Du haut de la King

Sherbrooke, ville mode?

Sherbrooke serait donc une «ville mode», c’est la phrase que tout le monde a à la bouche ces jours-ci, non? On la claironnait récemment jusque pendant le très crédible Téléjournal Estrie de Michel Bherer, ce n’est pas rien. Et le Sherbrooke mode essaime: la jolissime boutique Kitsch ouvrait à Québec une deuxième succursale il y quelques semaines. Ce week-end, le sous-sol de la Basilique-cathédrale Saint-Michel fourmillait d’une kyrielle de jeunes et moins jeunes fashionistas venus regarnir leur garde-robe pendant le premier Salon de la mode de Sherbrooke. Léa Garcia, qui officiait au kiosque de la boutique Piosa, commençait à peine à reprendre son souffle quand je suis passé samedi en fin d’après-midi; elle avait vissé des centaines de chaussures aux talons d’une centaine de nouvelles clientes. «Est-ce que tu viens à notre événement quatrième anniversaire mardi?», me demande-t-elle. «Il va y avoir des filles, des souliers et je vais porter des leggings en cuir pour la première fois de ma vie», m’annonce-t-elle. Je sentais le piège se refermer sur moi en même temps que je voyais se profiler l’occasion idéale d’enquêter sur ce Sherbrooke mode avec lequel on me rabattait les oreilles.

Chic: l’adorable Catherine Sheehy, propriétaire de Piosa, à la fois provocante et élégante en ce soir de fête dans son bustier noir et sa jupe fleurie, m’avait réservé une place au pied du catwalk (un rêve), juste à côté de celle de la très distinguée chroniqueuse mode de La Tribune, Laura Martin (un rêve, bis). Assise à ma table: Gaëlle Leroyer, figure de proue de la blogosphère mode et pom-pom girl de l’Estrie en général (Sherbylove!). Gaëlle arbore un crop top coupé maison, une jupe à imprimés fleuris (décidément) et des chaussures glam Steve Madden, question de se distinguer des centaines de filles perchées ce soir sur des escarpins, me dit-elle. Quelques centaines de filles qui hurleront à plein poumon, dans ce Théâtre Granada plus rempli que lors de bien des concerts auxquels j’ai récemment assisté, lorsque l’animateur de la soirée prononcera le nom d’un certain Michael Kors (c’est un designer de shoes, les boys). Avoir su, j’aurais apporté les bouchons que je me fourre dans les oreilles lorsque je vais me les faire défoncer pendant des shows métal.
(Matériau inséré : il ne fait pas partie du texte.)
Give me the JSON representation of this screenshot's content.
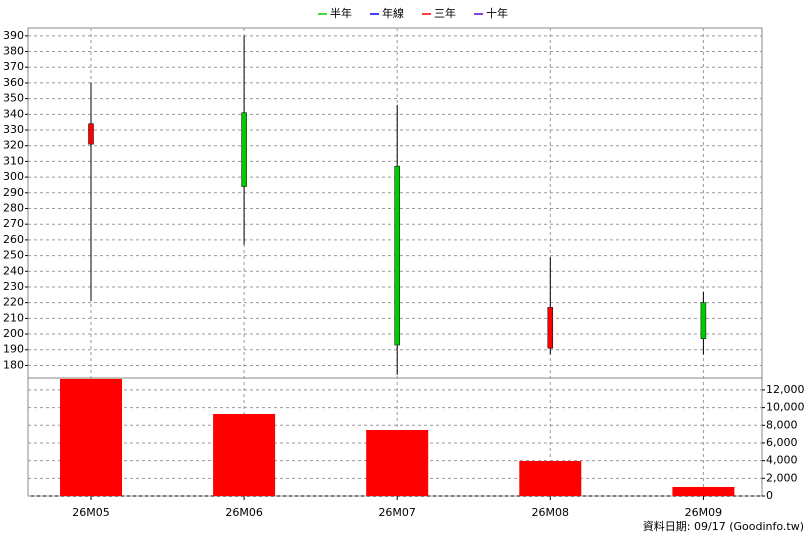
{
  "chart_data": [
    {
      "type": "candlestick",
      "legend": [
        {
          "name": "半年",
          "color": "#00cc00"
        },
        {
          "name": "年線",
          "color": "#0000ff"
        },
        {
          "name": "三年",
          "color": "#ff0000"
        },
        {
          "name": "十年",
          "color": "#6600cc"
        }
      ],
      "categories": [
        "26M05",
        "26M06",
        "26M07",
        "26M08",
        "26M09"
      ],
      "open": [
        321,
        341,
        307,
        191,
        220
      ],
      "high": [
        360,
        390,
        346,
        249,
        227
      ],
      "low": [
        221,
        257,
        174,
        187,
        187
      ],
      "close": [
        334,
        294,
        193,
        217,
        197
      ],
      "up_color": "#ff0000",
      "down_color": "#00cc00",
      "ylim": [
        172,
        395
      ],
      "yticks": [
        180,
        190,
        200,
        210,
        220,
        230,
        240,
        250,
        260,
        270,
        280,
        290,
        300,
        310,
        320,
        330,
        340,
        350,
        360,
        370,
        380,
        390
      ],
      "grid": true
    },
    {
      "type": "bar",
      "values": [
        13245,
        9280,
        7470,
        3960,
        1020
      ],
      "color": "#ff0000",
      "ylim": [
        0,
        13350
      ],
      "yticks": [
        0,
        {
          "value": 2000,
          "label": "2,000"
        },
        {
          "value": 4000,
          "label": "4,000"
        },
        {
          "value": 6000,
          "label": "6,000"
        },
        {
          "value": 8000,
          "label": "8,000"
        },
        {
          "value": 10000,
          "label": "10,000"
        },
        {
          "value": 12000,
          "label": "12,000"
        }
      ],
      "grid": true
    }
  ],
  "footer": "資料日期: 09/17  (Goodinfo.tw)"
}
Je vous l’annonce en primeur les amis (Voir Estrie dissipe les ténèbres de l’ignorance): les filles se baladeront avec de tabarouette de belles chaussures ce printemps et cet été. Des fermetures éclairs ornementales garnissent la plupart des nouveaux modèles de bottillons, souliers plateformes et autres godasses qui ont défilé sous mes yeux ébaubis (je n’avais jamais vu autant de souliers de fille d’aussi près de toute ma vie). Des godasses que l’on portera avec des vêtements métalliques (style Normand Brathwaite dans le vidéoclip Larmes de métal) ou striés de rayures (style Alakazou); ce sont les tendances de la saison (merci Gaëlle d’avoir éclairé ma lanterne). Les couleurs à surveiller: saumon, pistache et corail.

Sherbrooke est-elle une ville mode? En sortant du Granada, le chroniqueur culturel revenait à lui-même – on n’émerge pas indemne d’un si capiteux tourbillon de douces sensations – et il n’avait plus la tête à trancher une telle question d’intérêt public. Dehors, les filles faisaient déjà la file devant Piosa pour une séance de shopping de fin de soirée (rien de tel que de magasiner avec quelques verres dans le nez). Je suis allé manger une pointe de toute garnie chez Mivan. On est glamour ou on ne l’est pas.